Saturday, October 6, 2012

Fiesta de San Froilán

Below you can see us standing on the top of the wide wall that surrounds the original Lugo, an old Roman wall with arches entered via a cobbled street. These openings are remnants of the higher part of the old wall, much of which is gone now. To stand here is to have your feet firmly in the past.

Here we are, still in our first week in Galicia, and it has felt jam-packed. We arrived Monday evening, late. It was midnight before we got to bed. Then we spent the first couple of days opening the house, vacuuming and dusting, etc., and unpacking. Thursday we met friends in town at our favorite café bar in Monforte, Adega do Carlos, and yesterday we went to Lugo and stayed overnight for the San Froilán Fiesta.

The festival actually goes on for eight days, and yesterday, Friday, was the major religious day as San Froilán is the patron saint of Lugo, and the second day was the actual saint's day. Lugo is an ancient city about 60 miles north of Monforte, and it has both a Roman and Celtic past. (Well, for that matter, you can say that of all of Galicia: a Roman and Celtic past. There are old Roman bridges with arches everywhere, and the culture is both castiliano and galegan .)

What's fascinating about Lugo is that the center of town—the original town—is enclosed in a circular wall with about 17 arched entrances; a wall so thick it's wide enough for a car to drive atop, although only walking is permitted. Inside the walls are the old crooked cobbled streets, replete with restaurants and café bars, as well as two cathedrals and several plazas. Once we drove in and found the closest parking garage to our hotel, we unpacked and headed out to stroll the plazas and listen to music. Because it was the saint's day, all the clothing shops, etc., were closed, although eateries and bakeries were open.

Around the Plaza Mayor two huge stages were in preparation for the evening orchestra/bands.  But the ayuntamiento (council building) flanks one side of the Plaza Mayor, and the municipal orchestra of Lugo was playing excerpts from Tchaikovsky's Swan Lake, as well as music by Rodrigo and other composers. Really lovely to listen to. Walking down one of the narrow streets, waiting for lunch time (2:00 p.m.), we heard strains by Mozart floating from a restaurant's open doorway.

We are vegetarians, so sometimes it's hard to find restaurant food in Spain, but, luckily we eat fish and seafood. So we had a really tasty lunch of croquetas bacalao (codfish), grilled prawns, and—a real adventurous "first" for us—steamed cockles with lemon. My goodness, they were good. They looked to me like tiny versions of clams, and they had that "ocean" flavor that was quite evocative. Along with wine, of course.

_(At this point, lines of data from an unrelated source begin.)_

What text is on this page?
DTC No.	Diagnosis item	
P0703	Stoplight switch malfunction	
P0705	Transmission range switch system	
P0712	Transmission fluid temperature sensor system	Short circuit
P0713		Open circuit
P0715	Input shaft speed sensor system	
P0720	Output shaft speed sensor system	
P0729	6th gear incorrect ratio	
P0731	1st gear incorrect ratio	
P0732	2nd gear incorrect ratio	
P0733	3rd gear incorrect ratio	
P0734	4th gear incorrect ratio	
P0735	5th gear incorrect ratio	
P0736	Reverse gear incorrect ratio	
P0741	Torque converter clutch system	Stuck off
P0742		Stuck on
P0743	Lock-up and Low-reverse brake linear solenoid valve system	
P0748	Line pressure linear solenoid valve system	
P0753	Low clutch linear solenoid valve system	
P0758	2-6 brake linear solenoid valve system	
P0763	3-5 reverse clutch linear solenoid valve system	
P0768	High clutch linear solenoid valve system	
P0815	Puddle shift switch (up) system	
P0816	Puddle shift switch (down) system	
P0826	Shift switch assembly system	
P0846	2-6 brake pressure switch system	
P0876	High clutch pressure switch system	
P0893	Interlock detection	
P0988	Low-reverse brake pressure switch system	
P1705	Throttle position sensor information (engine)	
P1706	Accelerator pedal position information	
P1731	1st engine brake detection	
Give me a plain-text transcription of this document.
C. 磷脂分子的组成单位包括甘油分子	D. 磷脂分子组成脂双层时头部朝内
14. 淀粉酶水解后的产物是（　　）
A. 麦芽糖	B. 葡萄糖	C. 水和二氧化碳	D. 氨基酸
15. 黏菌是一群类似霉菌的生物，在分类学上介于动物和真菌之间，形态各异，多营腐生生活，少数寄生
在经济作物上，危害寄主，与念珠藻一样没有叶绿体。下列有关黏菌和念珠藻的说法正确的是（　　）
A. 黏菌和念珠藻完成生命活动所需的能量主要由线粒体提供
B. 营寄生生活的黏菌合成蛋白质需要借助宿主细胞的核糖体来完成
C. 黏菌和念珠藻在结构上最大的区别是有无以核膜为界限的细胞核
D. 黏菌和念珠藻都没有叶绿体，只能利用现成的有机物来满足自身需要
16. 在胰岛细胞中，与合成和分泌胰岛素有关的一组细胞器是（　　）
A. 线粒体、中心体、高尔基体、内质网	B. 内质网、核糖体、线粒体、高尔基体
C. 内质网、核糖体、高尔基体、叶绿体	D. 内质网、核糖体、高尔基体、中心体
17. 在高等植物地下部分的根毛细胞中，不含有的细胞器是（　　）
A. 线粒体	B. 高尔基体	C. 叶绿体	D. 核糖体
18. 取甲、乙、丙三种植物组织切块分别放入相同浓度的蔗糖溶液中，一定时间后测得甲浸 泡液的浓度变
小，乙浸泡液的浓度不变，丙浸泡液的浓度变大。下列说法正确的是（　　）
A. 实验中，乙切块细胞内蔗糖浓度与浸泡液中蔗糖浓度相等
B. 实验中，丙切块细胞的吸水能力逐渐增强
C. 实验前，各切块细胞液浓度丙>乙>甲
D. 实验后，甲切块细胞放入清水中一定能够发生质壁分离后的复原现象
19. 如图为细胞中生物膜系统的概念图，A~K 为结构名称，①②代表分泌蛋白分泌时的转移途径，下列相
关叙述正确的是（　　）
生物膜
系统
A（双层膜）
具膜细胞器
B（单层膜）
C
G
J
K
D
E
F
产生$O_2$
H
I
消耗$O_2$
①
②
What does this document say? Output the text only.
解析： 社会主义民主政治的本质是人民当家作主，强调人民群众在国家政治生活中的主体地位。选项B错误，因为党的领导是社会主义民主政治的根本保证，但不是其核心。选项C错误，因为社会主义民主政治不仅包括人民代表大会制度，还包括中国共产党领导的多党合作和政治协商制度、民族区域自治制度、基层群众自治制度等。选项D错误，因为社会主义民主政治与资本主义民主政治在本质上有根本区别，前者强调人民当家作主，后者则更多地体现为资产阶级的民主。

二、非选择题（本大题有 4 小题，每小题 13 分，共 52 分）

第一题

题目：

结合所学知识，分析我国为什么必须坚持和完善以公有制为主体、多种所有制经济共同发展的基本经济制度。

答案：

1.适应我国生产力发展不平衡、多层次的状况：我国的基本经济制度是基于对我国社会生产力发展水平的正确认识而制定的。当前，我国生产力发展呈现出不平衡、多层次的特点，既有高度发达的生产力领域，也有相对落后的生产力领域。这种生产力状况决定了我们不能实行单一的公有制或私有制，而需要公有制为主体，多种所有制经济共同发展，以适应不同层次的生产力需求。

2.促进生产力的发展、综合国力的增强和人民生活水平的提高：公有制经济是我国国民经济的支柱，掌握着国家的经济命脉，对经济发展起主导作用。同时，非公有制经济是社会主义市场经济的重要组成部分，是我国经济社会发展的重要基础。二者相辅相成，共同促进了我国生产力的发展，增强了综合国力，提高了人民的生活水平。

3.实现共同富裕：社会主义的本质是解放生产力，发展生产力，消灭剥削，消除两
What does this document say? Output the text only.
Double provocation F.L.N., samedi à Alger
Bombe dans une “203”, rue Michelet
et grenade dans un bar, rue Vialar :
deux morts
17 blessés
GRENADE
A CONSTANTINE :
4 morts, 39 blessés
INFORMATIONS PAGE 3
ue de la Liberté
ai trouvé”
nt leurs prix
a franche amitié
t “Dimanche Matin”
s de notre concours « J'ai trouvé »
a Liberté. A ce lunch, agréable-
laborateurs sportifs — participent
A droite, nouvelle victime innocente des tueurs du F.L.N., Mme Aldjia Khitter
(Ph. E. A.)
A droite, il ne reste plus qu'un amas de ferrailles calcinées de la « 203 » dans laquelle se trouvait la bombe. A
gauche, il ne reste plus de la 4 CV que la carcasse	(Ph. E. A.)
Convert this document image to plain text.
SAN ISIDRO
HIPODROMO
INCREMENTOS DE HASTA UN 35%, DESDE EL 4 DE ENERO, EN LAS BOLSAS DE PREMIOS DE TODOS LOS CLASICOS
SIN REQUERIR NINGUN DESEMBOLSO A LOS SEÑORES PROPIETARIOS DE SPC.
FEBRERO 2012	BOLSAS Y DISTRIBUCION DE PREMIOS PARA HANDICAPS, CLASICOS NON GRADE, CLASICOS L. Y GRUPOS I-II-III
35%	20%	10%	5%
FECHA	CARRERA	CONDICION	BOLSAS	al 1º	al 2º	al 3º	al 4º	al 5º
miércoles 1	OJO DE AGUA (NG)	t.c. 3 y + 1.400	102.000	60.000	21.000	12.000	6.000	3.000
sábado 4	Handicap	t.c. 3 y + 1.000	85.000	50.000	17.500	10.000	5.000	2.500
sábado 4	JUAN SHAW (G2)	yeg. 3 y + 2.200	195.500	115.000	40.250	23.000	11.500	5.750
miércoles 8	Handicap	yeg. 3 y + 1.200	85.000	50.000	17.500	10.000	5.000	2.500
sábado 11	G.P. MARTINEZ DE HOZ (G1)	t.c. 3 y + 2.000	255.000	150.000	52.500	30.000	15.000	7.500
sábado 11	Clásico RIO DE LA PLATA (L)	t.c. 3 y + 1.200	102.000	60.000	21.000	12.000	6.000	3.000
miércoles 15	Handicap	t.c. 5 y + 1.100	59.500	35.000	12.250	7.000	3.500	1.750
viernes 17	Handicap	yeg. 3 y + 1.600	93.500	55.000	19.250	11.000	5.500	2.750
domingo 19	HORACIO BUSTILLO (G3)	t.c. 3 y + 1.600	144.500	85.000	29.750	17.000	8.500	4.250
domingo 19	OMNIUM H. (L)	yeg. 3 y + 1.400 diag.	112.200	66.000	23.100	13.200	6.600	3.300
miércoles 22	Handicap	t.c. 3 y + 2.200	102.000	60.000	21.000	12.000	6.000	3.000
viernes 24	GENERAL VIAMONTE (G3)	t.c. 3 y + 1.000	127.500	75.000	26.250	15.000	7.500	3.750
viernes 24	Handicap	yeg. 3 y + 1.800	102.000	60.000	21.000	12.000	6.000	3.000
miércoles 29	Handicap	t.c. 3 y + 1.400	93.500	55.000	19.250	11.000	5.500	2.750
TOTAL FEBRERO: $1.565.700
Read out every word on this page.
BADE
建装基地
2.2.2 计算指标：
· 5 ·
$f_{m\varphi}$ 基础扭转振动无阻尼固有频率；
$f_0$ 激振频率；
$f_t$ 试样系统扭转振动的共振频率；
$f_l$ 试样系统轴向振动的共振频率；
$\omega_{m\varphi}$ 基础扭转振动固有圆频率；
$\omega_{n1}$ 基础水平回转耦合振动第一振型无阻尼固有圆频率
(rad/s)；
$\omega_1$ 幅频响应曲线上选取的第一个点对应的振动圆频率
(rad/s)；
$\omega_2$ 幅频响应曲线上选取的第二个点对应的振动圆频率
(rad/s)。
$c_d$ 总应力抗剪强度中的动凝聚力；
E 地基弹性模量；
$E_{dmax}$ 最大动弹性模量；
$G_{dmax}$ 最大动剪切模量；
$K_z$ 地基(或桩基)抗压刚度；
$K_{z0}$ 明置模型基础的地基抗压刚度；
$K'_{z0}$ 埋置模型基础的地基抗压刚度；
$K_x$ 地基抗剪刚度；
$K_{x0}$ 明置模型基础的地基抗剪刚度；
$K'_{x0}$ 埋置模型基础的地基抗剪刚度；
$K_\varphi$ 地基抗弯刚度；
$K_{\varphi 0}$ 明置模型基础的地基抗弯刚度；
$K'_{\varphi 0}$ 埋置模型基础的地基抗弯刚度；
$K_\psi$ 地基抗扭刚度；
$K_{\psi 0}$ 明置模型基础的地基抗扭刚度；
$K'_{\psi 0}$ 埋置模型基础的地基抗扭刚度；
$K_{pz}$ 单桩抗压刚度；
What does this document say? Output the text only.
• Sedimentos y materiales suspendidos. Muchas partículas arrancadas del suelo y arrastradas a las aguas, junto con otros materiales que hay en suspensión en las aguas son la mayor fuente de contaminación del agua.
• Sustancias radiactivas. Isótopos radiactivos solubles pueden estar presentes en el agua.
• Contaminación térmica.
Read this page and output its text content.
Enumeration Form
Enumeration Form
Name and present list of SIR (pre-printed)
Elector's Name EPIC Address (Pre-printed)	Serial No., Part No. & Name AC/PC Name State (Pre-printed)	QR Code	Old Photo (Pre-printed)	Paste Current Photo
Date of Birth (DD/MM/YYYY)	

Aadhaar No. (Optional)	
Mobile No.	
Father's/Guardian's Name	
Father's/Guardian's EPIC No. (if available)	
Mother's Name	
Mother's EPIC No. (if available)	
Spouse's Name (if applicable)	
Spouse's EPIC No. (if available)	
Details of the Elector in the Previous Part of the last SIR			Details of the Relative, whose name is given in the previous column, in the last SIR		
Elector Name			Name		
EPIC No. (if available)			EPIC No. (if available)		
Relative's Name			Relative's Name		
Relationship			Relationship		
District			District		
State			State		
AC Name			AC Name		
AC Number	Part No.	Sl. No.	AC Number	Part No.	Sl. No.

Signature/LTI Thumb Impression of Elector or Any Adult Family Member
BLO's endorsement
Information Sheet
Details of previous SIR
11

After lunch, wandering around, we found a band in rehearsal at the Plaza Santa Maria. They were playing all the traditional Galician music with traditional instruments. Their orchestra was composed of four harps, four bagpipes, four violins, six tambourines, one huge set of drums and a smaller drum, and about eight "lap" organs with handles, as well as castanets and a mouth instrument that was "twanged".  The music was haunting and beautiful, and sometimes sounded Irish, and sometimes sounded Greek, and sometimes sounded Spanish. Just fantastic. Later, around nine p.m., after a picnic dinner in our room, we heard the concert all over again and enjoyed it just as much. Then, at 10:30 p.m. we returned to the Plaza Mayor to listen to another Latin orchestra. We sat and enjoyed that until nearly midnight, and then returned to the hotel and went to bed.

After rolls and coffee at a bakery this morning, we walked along the shopping areas (and I did find a nice belt and scarf.) We returned, then, to the "artesian" tent, where local artisans were showing their beautiful handicrafts. And then we headed back "home" around noon.

Weather-wise, we have been lucky. Except for rain this morning, and not a heavy one, it's another beautiful sunny day. And now, I must wrap this up. I'm at a wi-fi café, and I want to post this before we return to the house. Later, I'll try to post some pictures.

Meanwhile, for us, Galicia is a magical place. I write poetry about it at times. Before we started coming here, McKinley Park in Sacramento used to affect me that way. Do you have a place like that? If so, where?